Le jeune homme sans nom cligna rapidement des yeux, et, sans même le réaliser, se mit à peser le pour et le contre. Cet individu venait de le sauver d'il ne savait combien d'années enfermés. Il était prêt à le pardonner pour ses méfaits, et à lui offrir tout cela en prime. Mais, et s'il s'agissait d'un piège ? Une odieuse stratégie afin de le réduire de nouveau au statut d'esclave ? Il plongea son regard dans celui de son sauveur, comme pour y chercher quelque chose, une preuve de sa bonne foi.

Quelles autres options s'offraient à lui ? Le retour à une vie de rue, où il devrait recommencer à voler pour manger, avec cela le risque de se faire de nouveau attraper, et jeter pour de bon en prison ? Il serra la mâchoire. La réponse lui vint plutôt rapidement. Il décida d'accorder sa confiance à cette personne qu'il venait à peine de rencontrer. Les risques, bien présents, lui donnaient des frissons, mais il acceptait de les prendre, dans l'espoir de réellement pouvoir enfin connaître une vie où sa principale préoccupation ne serait pas la survie.

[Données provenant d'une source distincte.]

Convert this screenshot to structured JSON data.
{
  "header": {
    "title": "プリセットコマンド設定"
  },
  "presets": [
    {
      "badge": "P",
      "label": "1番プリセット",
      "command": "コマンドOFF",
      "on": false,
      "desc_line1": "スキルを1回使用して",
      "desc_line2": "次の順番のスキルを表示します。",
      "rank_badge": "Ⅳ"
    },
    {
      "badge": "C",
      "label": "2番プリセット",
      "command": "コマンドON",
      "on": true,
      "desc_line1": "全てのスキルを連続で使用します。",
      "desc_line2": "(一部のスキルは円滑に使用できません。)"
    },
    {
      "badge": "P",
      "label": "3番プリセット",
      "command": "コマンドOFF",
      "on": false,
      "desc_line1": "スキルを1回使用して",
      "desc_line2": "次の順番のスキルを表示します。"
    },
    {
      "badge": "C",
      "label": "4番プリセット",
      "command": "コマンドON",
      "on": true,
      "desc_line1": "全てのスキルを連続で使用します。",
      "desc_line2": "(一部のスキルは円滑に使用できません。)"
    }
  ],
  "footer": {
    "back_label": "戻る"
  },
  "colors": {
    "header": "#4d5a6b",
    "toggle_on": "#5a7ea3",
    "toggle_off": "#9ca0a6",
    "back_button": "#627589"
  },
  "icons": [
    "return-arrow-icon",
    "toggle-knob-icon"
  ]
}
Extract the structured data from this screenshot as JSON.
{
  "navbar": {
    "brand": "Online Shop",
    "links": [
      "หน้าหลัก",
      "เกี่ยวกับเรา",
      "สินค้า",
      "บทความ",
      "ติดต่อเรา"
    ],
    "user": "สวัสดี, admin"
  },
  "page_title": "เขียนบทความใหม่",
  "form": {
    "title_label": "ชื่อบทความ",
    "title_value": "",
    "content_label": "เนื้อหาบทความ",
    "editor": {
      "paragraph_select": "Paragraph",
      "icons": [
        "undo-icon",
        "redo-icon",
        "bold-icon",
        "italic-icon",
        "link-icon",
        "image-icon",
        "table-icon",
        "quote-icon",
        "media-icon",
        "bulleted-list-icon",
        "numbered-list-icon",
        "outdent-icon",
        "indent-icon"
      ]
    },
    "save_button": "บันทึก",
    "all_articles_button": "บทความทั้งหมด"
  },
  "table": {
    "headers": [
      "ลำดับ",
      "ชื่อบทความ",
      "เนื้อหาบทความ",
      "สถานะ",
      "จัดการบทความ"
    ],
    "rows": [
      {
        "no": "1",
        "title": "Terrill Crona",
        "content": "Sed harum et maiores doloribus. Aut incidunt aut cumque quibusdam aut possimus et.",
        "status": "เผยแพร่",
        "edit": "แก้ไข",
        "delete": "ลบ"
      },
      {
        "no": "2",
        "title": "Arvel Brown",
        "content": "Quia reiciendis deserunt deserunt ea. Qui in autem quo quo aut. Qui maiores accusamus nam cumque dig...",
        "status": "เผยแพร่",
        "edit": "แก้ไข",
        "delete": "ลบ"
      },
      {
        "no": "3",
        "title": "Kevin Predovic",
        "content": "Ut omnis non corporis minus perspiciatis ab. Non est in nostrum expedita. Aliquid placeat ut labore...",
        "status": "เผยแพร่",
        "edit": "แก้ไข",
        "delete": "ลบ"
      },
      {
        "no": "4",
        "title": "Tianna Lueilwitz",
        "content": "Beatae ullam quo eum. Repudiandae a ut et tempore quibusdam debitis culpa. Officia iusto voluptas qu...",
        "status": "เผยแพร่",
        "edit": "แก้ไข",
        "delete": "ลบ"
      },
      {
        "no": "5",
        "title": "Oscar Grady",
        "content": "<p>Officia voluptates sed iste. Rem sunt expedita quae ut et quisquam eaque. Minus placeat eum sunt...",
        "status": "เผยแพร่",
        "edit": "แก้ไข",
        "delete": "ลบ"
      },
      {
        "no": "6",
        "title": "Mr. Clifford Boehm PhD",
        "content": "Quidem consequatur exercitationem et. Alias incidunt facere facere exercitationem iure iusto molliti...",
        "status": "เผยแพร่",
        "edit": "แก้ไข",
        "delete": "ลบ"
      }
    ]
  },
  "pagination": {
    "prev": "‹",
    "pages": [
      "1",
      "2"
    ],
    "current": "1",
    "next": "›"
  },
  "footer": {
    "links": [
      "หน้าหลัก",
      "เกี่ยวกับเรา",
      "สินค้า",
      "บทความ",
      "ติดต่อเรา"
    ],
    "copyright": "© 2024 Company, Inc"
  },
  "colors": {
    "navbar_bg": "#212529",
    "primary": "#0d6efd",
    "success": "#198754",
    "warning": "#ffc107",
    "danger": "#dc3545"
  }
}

« J'ai pas vraiment d'autre endroit où aller, alors pourquoi pas, répondit-il nonchalamment.

- Tu peux partir quand tu le désires, si cela ne te plaît pas. »

Le Soleil couchant, teintant le ciel d'une puissante et rafraichissante couleur orangée, éclairait le visage de l'inconnu, comme s'il avait décidé d'illuminer sa personne, lui donnant un aspect que l'ancien prisonnier n'eut pensé apercevoir un jour qu'en présence d'une divinité.

« Tu es donc désormais disciple, au sein des prêtres d'Amon, sous mon aile ; celle du Grand Prêtre Imhotep. J'espère que tu t'y plairas... Amenhotep. »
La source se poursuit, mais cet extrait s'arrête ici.